Fill out the registration form

  1. Name
    Clear, human-readable name (e.g., Snowflake Assistant, Sales Ops Agent).
  2. Description
    Short sentence on what the agent does and which services it connects to.
  3. Application Type
    Choose one that matches how your agent will run:
    • Regular Web Application – Server-rendered web apps that keep secrets on the server.
    • Single Page Application (SPA) – Front-end only apps; tokens handled in the browser.
    • Native Application – Desktop or mobile apps running on user devices.
    • Machine to Machine – Autonomous agent, backend services or daemons without user interaction.
  4. Callback URLs*
  5. Callback URLs* Enter one or more URLs where Barndoor should send callbacks after users sign in through your Identity Provider or authorize Barndoor to access an MCP server.
  6. Allowed Logout URLs
    One or more URLs where users can be safely redirected after logging out (press Enter after each URL).
When you’re done, click Register agent. Upon successful agent creation, you’ll be presented your agents credentials. These credentials are required for authenticating your application to make authorized requests to Barndoor operations.

Your Agent Credentials

Agent Credentials print out

What happens next?

  • Your new agent appears in the All Agents list.
  • From there you can:
    • Configure access policies for the agent by adding the agent to the scope of MCP servers such as Snowflake, Salesforce, and Notion in Access Control Center.
    • For Machine to Machine or Autonomous Agents, you can directly connect them to MCPs with service account credentials.
    • Manage auth settings and rotate credentials if your application type requires it.
    • Monitor Active users and Monitored actions over time.

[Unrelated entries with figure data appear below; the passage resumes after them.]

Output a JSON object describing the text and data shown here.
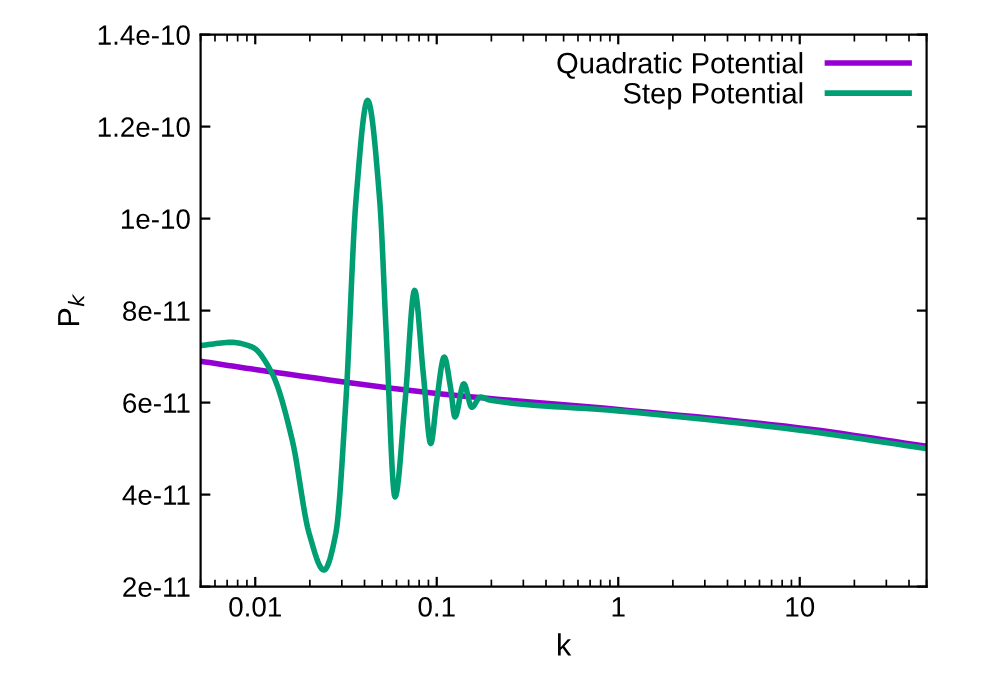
{
  "chart_data": {
    "type": "line",
    "xlabel": "k",
    "ylabel": "P$_{k}$",
    "log": "x",
    "xlim": [
      0.005,
      50
    ],
    "xticks": [
      0.01,
      0.1,
      1,
      10
    ],
    "ylim": [
      2e-11,
      1.4e-10
    ],
    "yticks": [
      2e-11,
      4e-11,
      6e-11,
      8e-11,
      1e-10,
      1.2e-10,
      1.4e-10
    ],
    "grid": false,
    "legend": "top right",
    "marker": "none",
    "line_style": "solid",
    "series": [
      {
        "name": "Quadratic Potential",
        "color": "#9400d3",
        "x": [
          0.005,
          0.01,
          0.1,
          1,
          10,
          50
        ],
        "values": [
          6.9e-11,
          6.72e-11,
          6.2e-11,
          5.85e-11,
          5.45e-11,
          5.05e-11
        ]
      },
      {
        "name": "Step Potential",
        "color": "#009e73",
        "x": [
          0.005,
          0.0074,
          0.0096,
          0.0124,
          0.016,
          0.0198,
          0.0239,
          0.0278,
          0.0316,
          0.0359,
          0.0416,
          0.0485,
          0.0527,
          0.0589,
          0.067,
          0.0755,
          0.0843,
          0.0927,
          0.1,
          0.11,
          0.119,
          0.126,
          0.141,
          0.156,
          0.174,
          0.198,
          1,
          10,
          50
        ],
        "values": [
          7.24e-11,
          7.31e-11,
          7.21e-11,
          6.63e-11,
          5.18e-11,
          3.16e-11,
          2.36e-11,
          3.16e-11,
          6.05e-11,
          1.04e-10,
          1.257e-10,
          1.04e-10,
          7.5e-11,
          3.95e-11,
          6.05e-11,
          8.44e-11,
          6.63e-11,
          5.11e-11,
          6.05e-11,
          6.99e-11,
          6.34e-11,
          5.69e-11,
          6.41e-11,
          5.9e-11,
          6.12e-11,
          6.05e-11,
          5.82e-11,
          5.4e-11,
          5e-11
        ]
      }
    ]
  }
}
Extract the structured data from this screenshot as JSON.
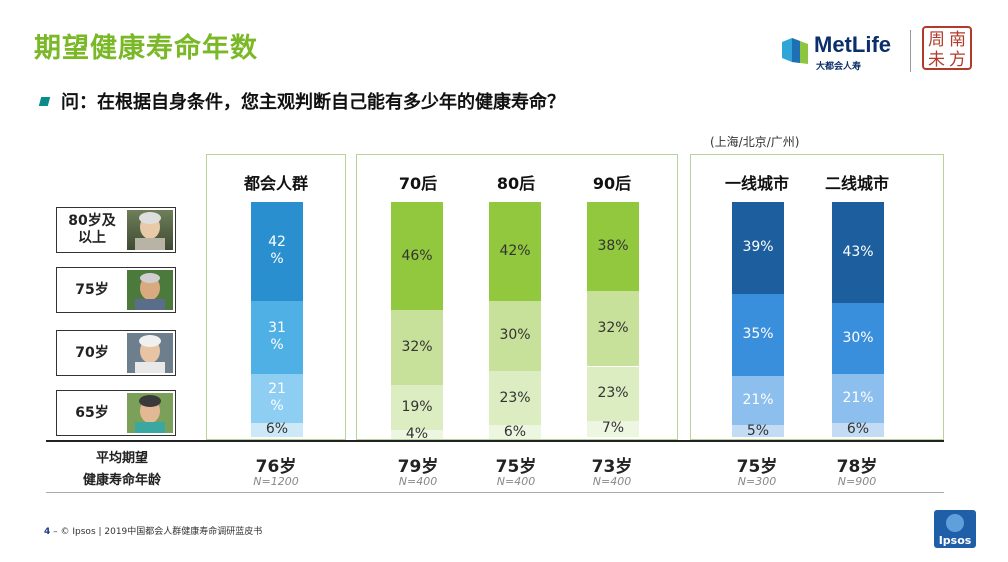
{
  "title": "期望健康寿命年数",
  "brand": {
    "metlife_word": "MetLife",
    "metlife_sub": "大都会人寿",
    "seal_chars": [
      "周",
      "南",
      "未",
      "方"
    ]
  },
  "question": "问：在根据自身条件，您主观判断自己能有多少年的健康寿命？",
  "city_note": "(上海/北京/广州)",
  "avg_label_1": "平均期望",
  "avg_label_2": "健康寿命年龄",
  "footer": {
    "page": "4",
    "dash": "–",
    "text": "© Ipsos | 2019中国都会人群健康寿命调研蓝皮书"
  },
  "ipsos_label": "Ipsos",
  "colors": {
    "title": "#7ab827",
    "blue_scheme": [
      "#2a8fcf",
      "#4fb0e6",
      "#8dcef2",
      "#cde9f8"
    ],
    "green_scheme": [
      "#92c83e",
      "#c7e19a",
      "#dcedc1",
      "#edf6e0"
    ],
    "navy_scheme": [
      "#1d5f9e",
      "#3a8fdc",
      "#8cbfee",
      "#c3dcf4"
    ]
  },
  "chart_data": {
    "type": "bar",
    "stacked": true,
    "categories": [
      "都会人群",
      "70后",
      "80后",
      "90后",
      "一线城市",
      "二线城市"
    ],
    "series": [
      {
        "name": "80岁及以上",
        "values": [
          42,
          46,
          42,
          38,
          39,
          43
        ]
      },
      {
        "name": "75岁",
        "values": [
          31,
          32,
          30,
          32,
          35,
          30
        ]
      },
      {
        "name": "70岁",
        "values": [
          21,
          19,
          23,
          23,
          21,
          21
        ]
      },
      {
        "name": "65岁",
        "values": [
          6,
          4,
          6,
          7,
          5,
          6
        ]
      }
    ],
    "segment_labels": [
      [
        "42\n%",
        "31\n%",
        "21\n%",
        "6%"
      ],
      [
        "46%",
        "32%",
        "19%",
        "4%"
      ],
      [
        "42%",
        "30%",
        "23%",
        "6%"
      ],
      [
        "38%",
        "32%",
        "23%",
        "7%"
      ],
      [
        "39%",
        "35%",
        "21%",
        "5%"
      ],
      [
        "43%",
        "30%",
        "21%",
        "6%"
      ]
    ],
    "color_schemes": [
      "blue_scheme",
      "green_scheme",
      "green_scheme",
      "green_scheme",
      "navy_scheme",
      "navy_scheme"
    ],
    "average_age": [
      "76岁",
      "79岁",
      "75岁",
      "73岁",
      "75岁",
      "78岁"
    ],
    "sample_size": [
      "N=1200",
      "N=400",
      "N=400",
      "N=400",
      "N=300",
      "N=900"
    ],
    "ylim": [
      0,
      100
    ],
    "legend_position": "left"
  },
  "row_labels": [
    "80岁及\n以上",
    "75岁",
    "70岁",
    "65岁"
  ]
}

Machine to Machine Agent Configuration

Agents configured with the “Machine to Machine” agent type can connect directly to MCPs without requiring per-user authorization. Instead, they use service accounts registered in the underlying systems of the MCPs you want your autonomous agent to access. To configure a Machine to Machine agent:
  1. Select the agent from the All Agents list.
  2. (Recommended) Turn off ToolIQ Write Confirmations so the agent can operate without a human in the loop. Be sure to test thoroughly before allowing it to make system updates.
  3. Click Manage Connections.
  4. Click Connect for each MCP the agent needs access to.
  5. When prompted, authenticate to the underlying system using the appropriate service account credentials.
Your agent now has MCP credentials configured, and these will be used each time it connects to the underlying system. Next step: Create an access control policy for the agent to fine-tune which tools it can use and define any exception conditions that should limit its behavior.

Troubleshooting

  • “Register agent” is disabled
    Ensure Name, Application Type, and at least one Allowed Logout URL are provided.
  • Not sure which application type to pick?
    Use Regular Web Application for server-based apps, SPA for purely browser apps, Native for desktop/mobile clients, and Machine to Machine for backend jobs with no user login.
  • Can’t access Agents page
    Ask an org admin to grant you the necessary permissions or create the agent on your behalf.
Next steps: After creating the agent, head to Connected Services to connect MCP servers your agent will use.